Between 2015 and 2016, deforestation in the Amazonas region of Colombia increased by 44%. This poses a risk not just to the region but to the world, as the Amazon acts as the “lungs of the earth” and is critical to global sustainability; deforestation impacts water supplies, degrades soil health, and increases carbon emissions.

This rapid increase in deforestation was in part caused by the end of hostilities between the Colombian government and the Revolutionary Armed Forces of Colombia, which created a power vacuum in rural areas of the country. Small farmers, large ranchers, and corporations alike began clearing rainforest rapidly to make room for agriculture, ranching, and mining, and the state was largely powerless to stop this trend.

Colombia, as a signatory to the 2015 Paris Agreement and other international mechanisms, has obligated itself to reach net zero emissions. However, as is true around the world, limited progress has been made towards these goals.
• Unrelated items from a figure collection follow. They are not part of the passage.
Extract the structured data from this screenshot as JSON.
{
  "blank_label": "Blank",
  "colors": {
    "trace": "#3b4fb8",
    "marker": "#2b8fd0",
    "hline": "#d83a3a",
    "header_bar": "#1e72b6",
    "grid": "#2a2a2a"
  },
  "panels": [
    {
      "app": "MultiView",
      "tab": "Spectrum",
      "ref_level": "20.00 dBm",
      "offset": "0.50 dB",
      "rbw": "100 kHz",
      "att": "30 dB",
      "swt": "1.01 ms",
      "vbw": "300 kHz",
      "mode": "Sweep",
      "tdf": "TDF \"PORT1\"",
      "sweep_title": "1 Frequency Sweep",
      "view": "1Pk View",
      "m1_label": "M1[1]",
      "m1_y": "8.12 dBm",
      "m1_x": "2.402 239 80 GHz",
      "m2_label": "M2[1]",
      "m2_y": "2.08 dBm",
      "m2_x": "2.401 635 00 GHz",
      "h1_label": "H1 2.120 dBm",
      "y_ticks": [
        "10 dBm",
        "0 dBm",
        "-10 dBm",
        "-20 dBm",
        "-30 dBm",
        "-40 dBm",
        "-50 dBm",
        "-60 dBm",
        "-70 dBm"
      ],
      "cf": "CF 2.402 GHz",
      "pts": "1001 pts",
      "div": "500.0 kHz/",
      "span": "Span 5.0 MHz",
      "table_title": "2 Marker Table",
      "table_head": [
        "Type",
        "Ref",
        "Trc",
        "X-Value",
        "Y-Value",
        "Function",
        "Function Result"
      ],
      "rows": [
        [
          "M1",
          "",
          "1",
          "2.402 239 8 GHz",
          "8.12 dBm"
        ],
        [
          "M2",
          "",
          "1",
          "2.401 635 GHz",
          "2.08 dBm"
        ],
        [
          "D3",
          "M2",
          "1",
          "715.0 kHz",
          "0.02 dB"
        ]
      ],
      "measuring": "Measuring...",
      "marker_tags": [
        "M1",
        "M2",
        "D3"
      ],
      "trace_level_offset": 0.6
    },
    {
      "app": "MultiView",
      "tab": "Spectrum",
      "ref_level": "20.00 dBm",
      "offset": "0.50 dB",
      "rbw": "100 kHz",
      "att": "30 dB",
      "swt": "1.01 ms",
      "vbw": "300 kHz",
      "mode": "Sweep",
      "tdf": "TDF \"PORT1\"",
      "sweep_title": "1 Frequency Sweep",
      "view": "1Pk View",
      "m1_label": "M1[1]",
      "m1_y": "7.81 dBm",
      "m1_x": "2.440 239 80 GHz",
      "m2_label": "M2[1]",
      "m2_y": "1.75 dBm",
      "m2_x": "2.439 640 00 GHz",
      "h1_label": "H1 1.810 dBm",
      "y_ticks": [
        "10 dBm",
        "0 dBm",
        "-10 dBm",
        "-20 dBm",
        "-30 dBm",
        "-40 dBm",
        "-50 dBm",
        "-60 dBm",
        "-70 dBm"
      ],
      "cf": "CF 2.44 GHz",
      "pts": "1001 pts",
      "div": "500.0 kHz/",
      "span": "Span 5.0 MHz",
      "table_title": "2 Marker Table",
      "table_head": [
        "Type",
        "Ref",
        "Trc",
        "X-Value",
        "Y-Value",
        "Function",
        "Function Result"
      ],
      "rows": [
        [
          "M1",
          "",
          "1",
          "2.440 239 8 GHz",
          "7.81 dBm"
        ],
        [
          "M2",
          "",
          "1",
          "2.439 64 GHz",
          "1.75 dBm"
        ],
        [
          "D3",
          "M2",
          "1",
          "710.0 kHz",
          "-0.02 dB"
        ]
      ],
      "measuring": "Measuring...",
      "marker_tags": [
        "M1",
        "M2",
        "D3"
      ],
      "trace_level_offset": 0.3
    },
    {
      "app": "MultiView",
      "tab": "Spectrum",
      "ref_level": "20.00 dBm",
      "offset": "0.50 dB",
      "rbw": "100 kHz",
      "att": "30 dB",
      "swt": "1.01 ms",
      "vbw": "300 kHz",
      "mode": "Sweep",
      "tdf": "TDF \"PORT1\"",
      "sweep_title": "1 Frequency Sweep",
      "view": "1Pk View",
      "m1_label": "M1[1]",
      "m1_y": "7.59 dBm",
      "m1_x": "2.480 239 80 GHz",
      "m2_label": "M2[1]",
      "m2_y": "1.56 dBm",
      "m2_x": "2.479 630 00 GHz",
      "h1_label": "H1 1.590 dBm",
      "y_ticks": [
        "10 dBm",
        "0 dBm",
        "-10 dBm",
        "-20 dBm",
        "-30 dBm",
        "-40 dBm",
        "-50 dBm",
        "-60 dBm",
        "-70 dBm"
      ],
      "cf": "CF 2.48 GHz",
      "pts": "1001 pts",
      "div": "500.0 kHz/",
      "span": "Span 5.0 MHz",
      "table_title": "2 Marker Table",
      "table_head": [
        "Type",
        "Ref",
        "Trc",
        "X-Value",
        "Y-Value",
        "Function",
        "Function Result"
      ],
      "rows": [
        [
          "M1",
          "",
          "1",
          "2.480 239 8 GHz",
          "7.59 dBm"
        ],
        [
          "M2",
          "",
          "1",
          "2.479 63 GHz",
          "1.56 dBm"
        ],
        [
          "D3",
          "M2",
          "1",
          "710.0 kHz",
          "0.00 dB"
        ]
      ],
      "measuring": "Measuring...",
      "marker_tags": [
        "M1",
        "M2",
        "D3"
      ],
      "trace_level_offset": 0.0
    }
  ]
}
Dejusticia, a social justice non-profit based in Bogotá, grew concerned about the deforestation and the climate crisis. So, they brought together 25 young people, ranging in age from 7 to 25 years old, as plaintiffs in a tutela action – directly asserting a violation of their individual constitutional rights to life, health, water, food, and a healthy environment – in Colombia’s Constitutional Court system in January 2018.

Previous instances  

The first court to hear this case dismissed the complaint on standing grounds, holding that the plaintiffs’ claim was collective, rather than individual, and therefore not properly pled as a tutela action; the plaintiffs appealed to the Supreme Court of Colombia.